More recently then I would have liked, we’ve also developed similar systems to automatically configure all the IPMI controllers, and provide us with the ability to manage them all centrally. Having a ‘View KVM’ button within our server management system made troubleshooting broken installs that much simpler. There was no tracking down which IPMI controller went to which machine, nor remembering to firewall off all the IPMI controllers from the internet. Having a list of all the new machines in a location, and their status (configured or not) made confirming the physical installs were done simple.

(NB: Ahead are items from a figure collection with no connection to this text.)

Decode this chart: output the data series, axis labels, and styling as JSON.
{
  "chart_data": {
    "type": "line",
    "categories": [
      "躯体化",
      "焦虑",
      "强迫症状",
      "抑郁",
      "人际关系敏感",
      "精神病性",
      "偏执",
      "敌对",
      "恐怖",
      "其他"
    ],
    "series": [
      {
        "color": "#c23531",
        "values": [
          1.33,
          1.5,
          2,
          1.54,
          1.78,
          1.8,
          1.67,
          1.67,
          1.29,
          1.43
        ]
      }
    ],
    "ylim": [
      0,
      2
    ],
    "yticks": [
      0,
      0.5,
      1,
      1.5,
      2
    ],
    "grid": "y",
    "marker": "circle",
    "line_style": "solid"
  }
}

While we use local mirrors for the initial OS install, we were still relying on one central mirror for our other software. This ended up being a source of delays (23 locations remember, the vast majority of them were not close enough to get great download speeds), as well as causing some failures. Next year we’ll definitely have to distribute this content globally. I’ll probably end up investigating geo-replicated file systems to make this a more transparent process.
Speaking of other software, we were surprised mid-deployment by a Cygwin update that broke sshd. We heavily rely on sshd for mangagement and configuration, so this led to a paniced debugging session. We ended up rolling back to the previous Cygwin release by using the ‘Cygwin Time Machine’. The lesson here is to freeze all your software dependencies before starting a large rollout. This only ended up breaking around 50 machines, so it wasn’t a ton of wasted work.

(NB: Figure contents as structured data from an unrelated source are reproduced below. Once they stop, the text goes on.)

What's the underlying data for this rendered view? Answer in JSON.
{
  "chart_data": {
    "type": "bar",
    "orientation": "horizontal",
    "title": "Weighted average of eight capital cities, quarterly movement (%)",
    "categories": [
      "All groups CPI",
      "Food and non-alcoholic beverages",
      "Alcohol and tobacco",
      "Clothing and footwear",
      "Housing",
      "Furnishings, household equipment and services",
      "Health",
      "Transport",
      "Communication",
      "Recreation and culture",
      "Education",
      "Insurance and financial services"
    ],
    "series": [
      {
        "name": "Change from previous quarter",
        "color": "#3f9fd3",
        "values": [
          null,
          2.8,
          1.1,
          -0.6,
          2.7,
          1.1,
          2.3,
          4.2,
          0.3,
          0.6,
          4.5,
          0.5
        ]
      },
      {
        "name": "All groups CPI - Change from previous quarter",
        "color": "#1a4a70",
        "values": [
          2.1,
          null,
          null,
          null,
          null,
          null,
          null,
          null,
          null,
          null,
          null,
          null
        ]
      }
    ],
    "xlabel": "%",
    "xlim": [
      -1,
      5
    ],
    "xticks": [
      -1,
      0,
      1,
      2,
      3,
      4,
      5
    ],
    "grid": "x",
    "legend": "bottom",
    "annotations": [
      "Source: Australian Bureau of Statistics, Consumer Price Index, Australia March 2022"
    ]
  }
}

Unsurprisingly, the other big source of issues was the physical hardware itself. Most of our deployment was Supermicro. Supermicro (at least from our reseller) doesn’t seem to believe in issuing unique serial numbers for their hardware. Dell, for example, has the service tag prominently displayed on the outside of the machine. This means you can retrieve it from the OS, and go tell remote hands to look for it. Or, you can retrieve a list of all the known ones, and tell remote hands to go investigate any missing ones. With Supermicro, we ended up tracking all this by MAC address. We keep track of the MAC addresses of all the servers, and use our networking gear to tell us which MAC is on which switch port. We can then tell which switch ports the broken machines are on, and make remote hands trace cables. This process has it’s uses, but it’s not great for this kind of setup. I’m not certain how we can fix this in the future, it still requires some thought.
This has been the quickest and easiest deployment we’ve done so far. It’s not as quick and easy as I’d like, but we’re definitely moving in the right direction. We’ve come a long way from manually imaging, configuring, and shipping boxes. The only way forward is more automation!